The sense of dirty fun that permeates “Holy Water” is what ultimately makes it succeed over tracks like “Bitch I’m Madonna” and “Illuminati”, two songs that absolutely reek of desperation, wanting so badly to shock and offend listeners that they fail to resolve as satisfying songs first and foremost. Discounting notable exceptions like Music and Confessions on a Dance Floor, a majority of Madonna’s post-millennial work has been about chasing trends instead of making them, and discs like Hard Candy and MDNA end up being filled with easy chart hits but ultimately lack any real convictions underneath, the importance of style being prioritized over the songs themselves.

Thus, in working with the likes of Diplo and Avicii, some may have thought that Rebel Heart would follow that same trap, playing shadow games with the Hot 100 instead of carving out a distinct emotional identity. Part of the reason why Rebel Heart feels much more lived-in than her last few albums is because there is still some bitterness coursing through its veins, Madge telling us “I can’t be a superhero right now” on “Joan of Arc” before angrily carping “I’m popping bottles that you can’t even afford” to an ex-lover on the defiant “Unapologetic Bitch”. At other points, she seems to be wrestling with her own legacy, observing “I-can / I-con / Two letters apart” on the appropriately-titled “Iconic”, later noting that “If you don’t make the choice / And you don’t use your voice / Someone else will speak for you instead.”

Madonna aficionados, however, will find the most to decipher in “Veni Vidi Vici” and the album’s title track, two songs that show Madge at her most introspective and biographical, aspects she herself rarely touches upon (and, of course, these songs are relegated only to Rebel Heart‘s Deluxe Edition).

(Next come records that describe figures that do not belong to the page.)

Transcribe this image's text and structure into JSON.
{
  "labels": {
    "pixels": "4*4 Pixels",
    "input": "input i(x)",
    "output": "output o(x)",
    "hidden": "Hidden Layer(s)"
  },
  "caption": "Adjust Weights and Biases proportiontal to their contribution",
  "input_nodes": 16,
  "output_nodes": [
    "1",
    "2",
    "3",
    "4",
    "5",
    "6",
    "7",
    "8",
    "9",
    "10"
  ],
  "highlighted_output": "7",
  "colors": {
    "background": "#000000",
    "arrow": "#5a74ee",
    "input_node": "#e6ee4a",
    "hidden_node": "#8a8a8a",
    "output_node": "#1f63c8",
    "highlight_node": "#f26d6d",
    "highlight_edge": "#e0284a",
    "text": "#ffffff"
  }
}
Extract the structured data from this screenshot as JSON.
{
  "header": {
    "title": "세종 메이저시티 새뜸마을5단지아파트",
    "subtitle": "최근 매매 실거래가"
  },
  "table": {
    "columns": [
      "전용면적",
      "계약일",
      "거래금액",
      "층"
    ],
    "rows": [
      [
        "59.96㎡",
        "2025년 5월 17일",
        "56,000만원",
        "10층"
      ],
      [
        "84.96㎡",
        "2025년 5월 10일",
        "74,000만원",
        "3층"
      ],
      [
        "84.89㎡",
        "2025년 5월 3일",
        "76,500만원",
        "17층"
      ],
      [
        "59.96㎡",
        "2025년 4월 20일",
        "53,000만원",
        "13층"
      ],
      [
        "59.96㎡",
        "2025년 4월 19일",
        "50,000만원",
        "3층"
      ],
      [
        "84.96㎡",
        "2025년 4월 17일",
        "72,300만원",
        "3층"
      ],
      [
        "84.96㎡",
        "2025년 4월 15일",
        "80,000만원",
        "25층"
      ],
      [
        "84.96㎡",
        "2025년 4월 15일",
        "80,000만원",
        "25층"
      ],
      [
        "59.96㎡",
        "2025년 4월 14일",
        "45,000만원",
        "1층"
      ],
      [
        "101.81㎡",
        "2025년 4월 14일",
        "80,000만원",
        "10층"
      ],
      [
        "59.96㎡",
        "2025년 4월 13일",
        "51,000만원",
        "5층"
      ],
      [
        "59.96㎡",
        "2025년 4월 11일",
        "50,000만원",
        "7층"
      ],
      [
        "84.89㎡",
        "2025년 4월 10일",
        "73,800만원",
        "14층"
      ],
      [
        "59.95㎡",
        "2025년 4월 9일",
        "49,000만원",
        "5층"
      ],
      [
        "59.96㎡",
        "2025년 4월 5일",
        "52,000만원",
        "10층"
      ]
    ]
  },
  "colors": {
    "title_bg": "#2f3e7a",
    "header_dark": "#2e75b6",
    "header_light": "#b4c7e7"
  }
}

In “Veni Vidi Vici”, Madonna actually outshines her own guest Nas by dropping verses that stroll through her past hits while commenting on her own influence with a wink and a smile:

I expressed myself

Came like a virgin down the aisle

Exposed my naked ass

And I did it with a smile

And when it came to sex

I knew I walked the borderline

And when I struck a pose

All the gay boys lost their mind

I justified my love

I made you say your little prayer

They had me crucified

You know I had to take it there

I opened up my heart

I learned the power of good-bye

I saw a ray of light

Music saved my life

Meanwhile on the strum-and-drum title track, which is easily the album’s most successful pure pop moment, she makes numerous references to her past, ranging from defying her father’s requests that she “be like the other girls” while also noting that she’s “spent some time as a narcissist” while “trying to be so provocative”. The song turns out to to be a rather rousing little anthem, but the degree to which she overtly acknowledges her past ends up feeling more human than it does cheekily self-referential. Some folks may want to make an argument that this is in fact Madonna’s most personal album to date, and even with a Deluxe Edition that clocks in at a full 19 tracks (and a bloated Super Deluxe Edition that features a full 25), they’d actually be 100% correct.

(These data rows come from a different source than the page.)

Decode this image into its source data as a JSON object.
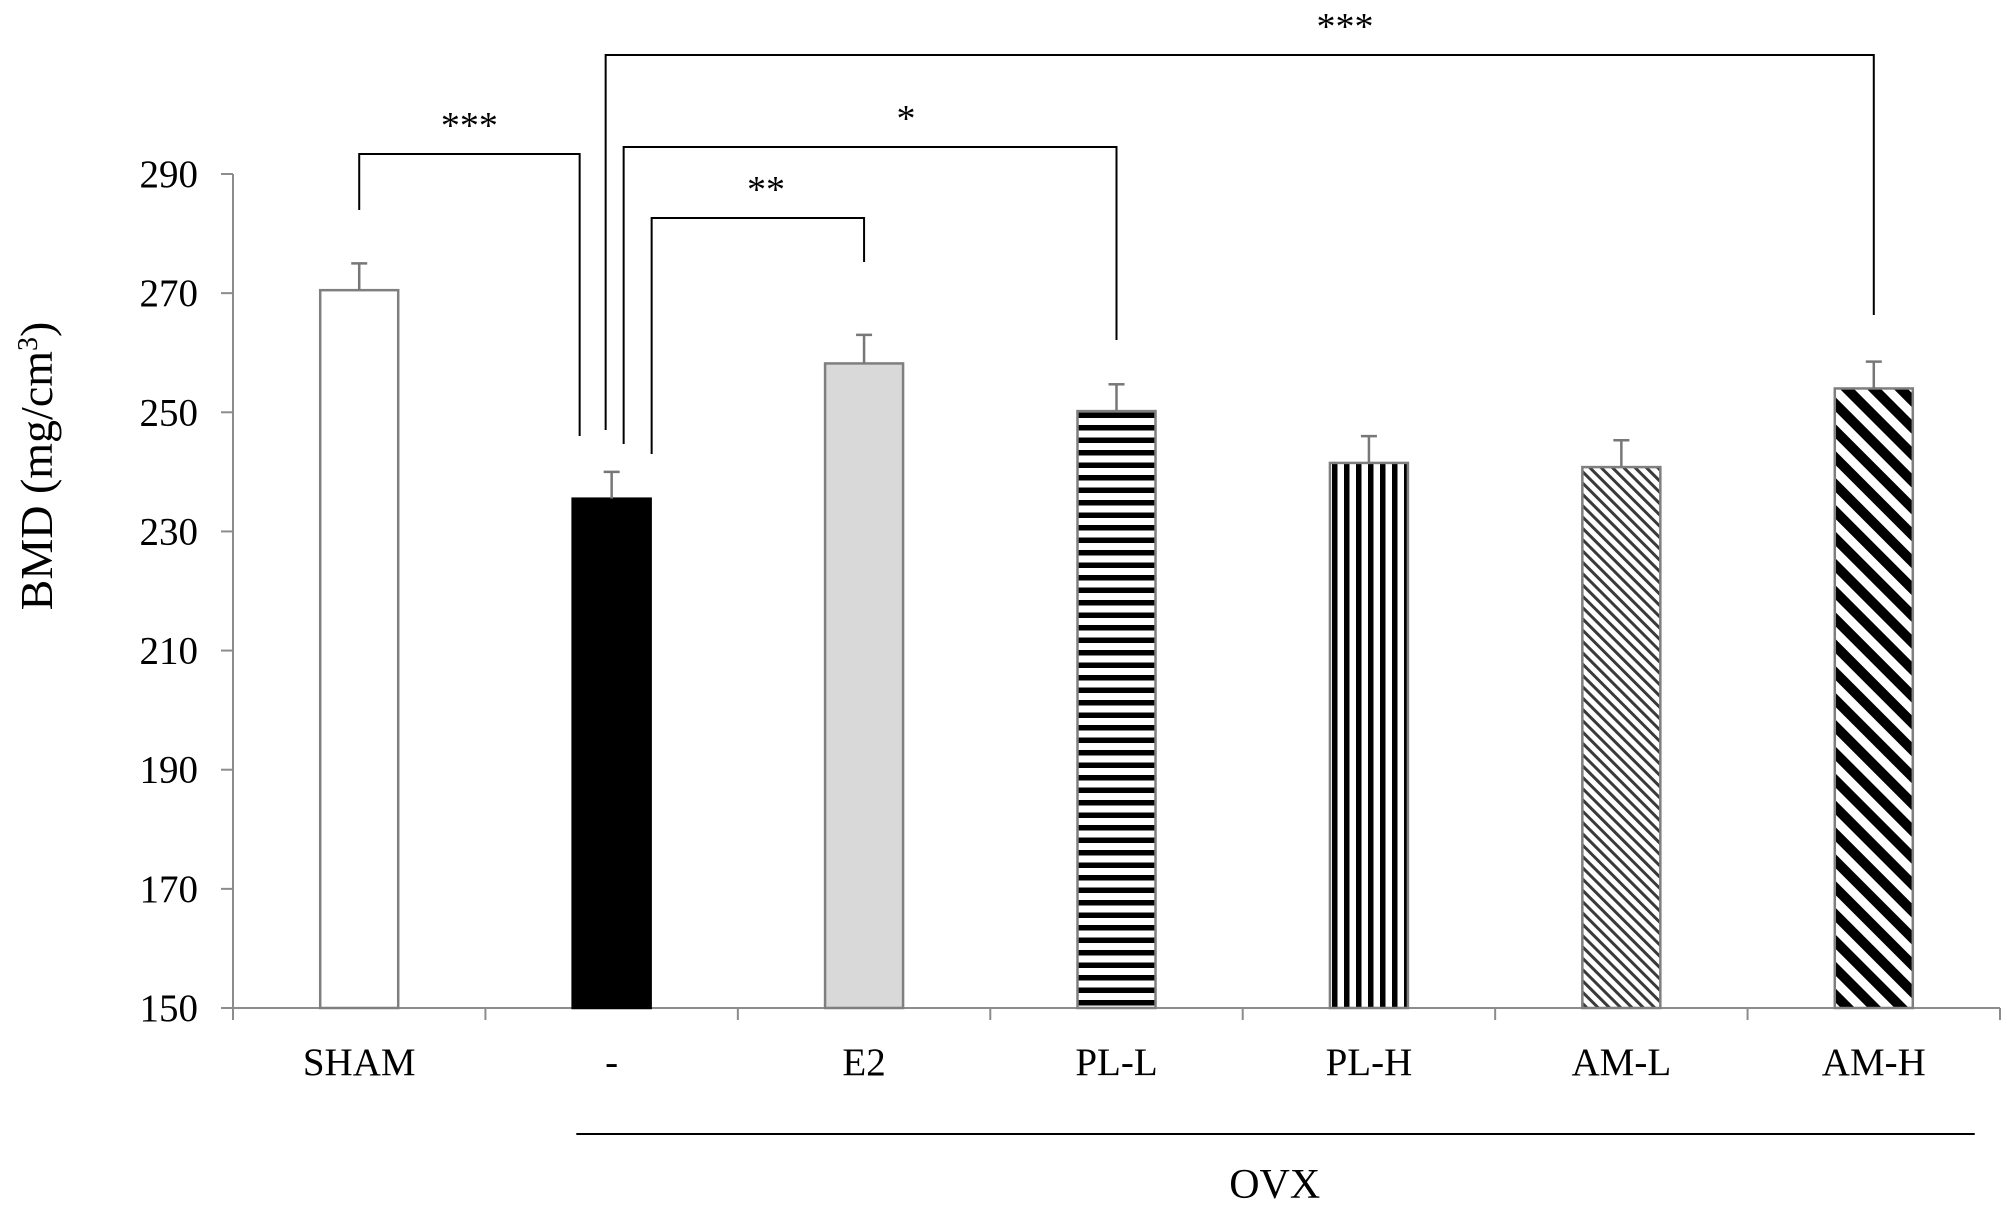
{
  "chart_data": {
    "type": "bar",
    "title": "",
    "xlabel": "",
    "ylabel": "BMD (mg/cm",
    "ylabel_superscript": "3",
    "ylabel_suffix": ")",
    "ylim": [
      150,
      290
    ],
    "yticks": [
      "150",
      "170",
      "190",
      "210",
      "230",
      "250",
      "270",
      "290"
    ],
    "categories": [
      "SHAM",
      "-",
      "E2",
      "PL-L",
      "PL-H",
      "AM-L",
      "AM-H"
    ],
    "values": [
      270.5,
      235.5,
      258.2,
      250.2,
      241.5,
      240.8,
      254.0
    ],
    "errors": [
      4.5,
      4.5,
      4.8,
      4.5,
      4.5,
      4.5,
      4.5
    ],
    "fills": [
      "white",
      "black",
      "gray",
      "horizontal-stripes",
      "vertical-stripes",
      "fine-diagonal",
      "bold-diagonal"
    ],
    "group_label": "OVX",
    "group_span": [
      "-",
      "AM-H"
    ],
    "significance": [
      {
        "from": "SHAM",
        "to": "-",
        "label": "***"
      },
      {
        "from": "-",
        "to": "E2",
        "label": "**"
      },
      {
        "from": "-",
        "to": "PL-L",
        "label": "*"
      },
      {
        "from": "-",
        "to": "AM-H",
        "label": "***"
      }
    ],
    "colors": {
      "axis": "#8c8c8c",
      "bar_outline": "#7f7f7f",
      "gray_fill": "#d9d9d9",
      "black_fill": "#000000"
    }
  }
}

Although “Body Shop” plays like an Ani DiFranco sex jam and “Unapologetic Bitch” strikes more than a few poses copied from the Gwen Stefani playbook, make no mistake: there are still more than a few forgettable jams on here, ranging from the generic thump of “Hold Tight” to the yawn-inducing ballad “HeartBreakCity”. Yet those who stick it out will find that even though its pleasures are more modest than iconic, Rebel Heart has a profoundly human element to it, one that paints Madonna more as a person than a product, which is in and of itself a minor miracle.

Back in 2003, she barked the phrase “What the fuck do you think you’re doing?” at downloaders despite not knowing herself what she wanted to do with her career at that point. Now, with Rebel Heart she’s dropped the overt hit-chasing to instead take on her most radical incarnation yet: that of an actual, relatable human being, flaws and all.